𝗣𝘂𝗷𝗶𝗮𝗻 𝘂𝗹𝗮𝗺𝗮 𝗸𝗲𝗽𝗮𝗱𝗮𝗻𝘆𝗮

Al imam Ibnu Katsir rahimahullah berkata :

‌أحد ‌أفراد ‌العلماء... وتفرد بفن الوعظ الذي لم يسبق إلى مثله، ولا يلحق شأوه في طريقته وشكله، وفي فصاحته وبلاغته وعذوبة كلامه، وحلاوة ترصيعه، ونفوذ وعظه، وغوصه على المعاني البديعة، وتقريبه الأشياء الغريبة فيما يشاهد من الأمور الحسية، بعبارة وجيزة سريعة، هذا وله في العلوم كلها اليد الطولى

“Seorang ulama yang langka. Memiliki keunikan dalam ilmu wejangan yang mana tidak ada ulama sebelumnya yang seperti dia. Tiada yang menyamainya dalam gaya dan metodenya, juga dalam kefasihan, balaghah, indah dan bagusnya untaian kata-katanya.

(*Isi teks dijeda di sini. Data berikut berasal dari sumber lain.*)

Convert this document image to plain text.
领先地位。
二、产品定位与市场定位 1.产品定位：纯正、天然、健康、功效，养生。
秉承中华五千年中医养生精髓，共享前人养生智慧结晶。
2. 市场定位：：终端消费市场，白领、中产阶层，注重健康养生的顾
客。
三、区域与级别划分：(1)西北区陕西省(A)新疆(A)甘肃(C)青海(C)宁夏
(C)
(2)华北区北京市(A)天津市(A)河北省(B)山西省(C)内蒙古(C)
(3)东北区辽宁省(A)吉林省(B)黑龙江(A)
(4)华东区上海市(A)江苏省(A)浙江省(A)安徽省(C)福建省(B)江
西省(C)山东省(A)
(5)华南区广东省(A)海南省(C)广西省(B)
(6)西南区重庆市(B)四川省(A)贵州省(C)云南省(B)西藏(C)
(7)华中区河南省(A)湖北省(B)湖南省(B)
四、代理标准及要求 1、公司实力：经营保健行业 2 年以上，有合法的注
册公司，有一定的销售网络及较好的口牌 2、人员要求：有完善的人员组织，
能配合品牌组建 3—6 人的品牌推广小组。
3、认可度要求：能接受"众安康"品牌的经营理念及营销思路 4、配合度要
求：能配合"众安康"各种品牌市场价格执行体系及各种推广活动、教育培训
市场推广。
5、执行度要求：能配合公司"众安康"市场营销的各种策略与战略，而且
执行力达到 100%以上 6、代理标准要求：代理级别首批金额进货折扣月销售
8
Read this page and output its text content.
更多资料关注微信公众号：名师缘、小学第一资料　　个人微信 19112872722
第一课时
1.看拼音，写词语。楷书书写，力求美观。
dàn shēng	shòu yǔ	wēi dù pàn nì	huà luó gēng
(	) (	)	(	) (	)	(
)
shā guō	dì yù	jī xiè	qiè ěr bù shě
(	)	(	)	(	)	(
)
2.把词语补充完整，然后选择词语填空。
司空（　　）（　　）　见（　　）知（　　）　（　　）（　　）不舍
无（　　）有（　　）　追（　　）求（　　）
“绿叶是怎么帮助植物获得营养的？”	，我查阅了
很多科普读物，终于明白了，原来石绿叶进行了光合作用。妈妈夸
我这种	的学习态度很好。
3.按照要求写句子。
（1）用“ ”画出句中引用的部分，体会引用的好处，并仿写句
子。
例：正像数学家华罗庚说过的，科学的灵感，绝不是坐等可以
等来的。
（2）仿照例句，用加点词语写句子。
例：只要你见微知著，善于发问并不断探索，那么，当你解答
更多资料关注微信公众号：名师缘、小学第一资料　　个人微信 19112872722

Begitu juga tiada yang pengaruh nasehatnya begitu kuat seperti dia dilihat dari gaya bahasa dan ungkapan yang digunakannya. Ia bisa memahamkan hal yang asing lewat perumpamaan dengan hal yang nyata yang bisa disentuh, dengan penggambaran yang cepat dan singkat. Dan beliau memiliki keunggulan dalam semua cabang ilmu.”[2]

Imam adz Dahabi berkata :

كان رأسًا في التذكير بلا مدافعة، يقول النظم الرائق، والنثر الفائق بديهًا، ويسهب، ويعجب، ويطرب، ويطنب، لم يأت قبله ولا بعده مثله؛ فهو حامل لواء الوعظ، والقيِّم بفنونه، مع الشكل الحسن، والصوت الطيب، والوقع في النفوس، وحسن السيرة، وكان بحرًا في التفسير، علامة في السير والتاريخ، موصوفًا بحسن الحديث، ومعرفة فنونه، فقيهًا، عليمًا بالإجماع والاختلاف، جيد المشاركة في الطب، ذا تفنن وفهم وذكاء، وحفظ واستحضار..

“Beliau adalah tokoh dalam masalah wejangan tanpa ada tandingannya. Beliau berucap dengan ucapan yang menakjubkan, beliau bertutur dengan penuturan yang melebihi orang lain. Beliau memberikan wejangan yang detail, indah, elok, dan rapi susunannya. Serta tak ada yang seperti beliau, baik sebelum beliau ataupun sesudah beliau. Dia adalah pengibar bendera nasehat. Penampilannya dan suaranya yang bagus.Mudah diterima orang lain. Mulia sejarah kehidupannya. 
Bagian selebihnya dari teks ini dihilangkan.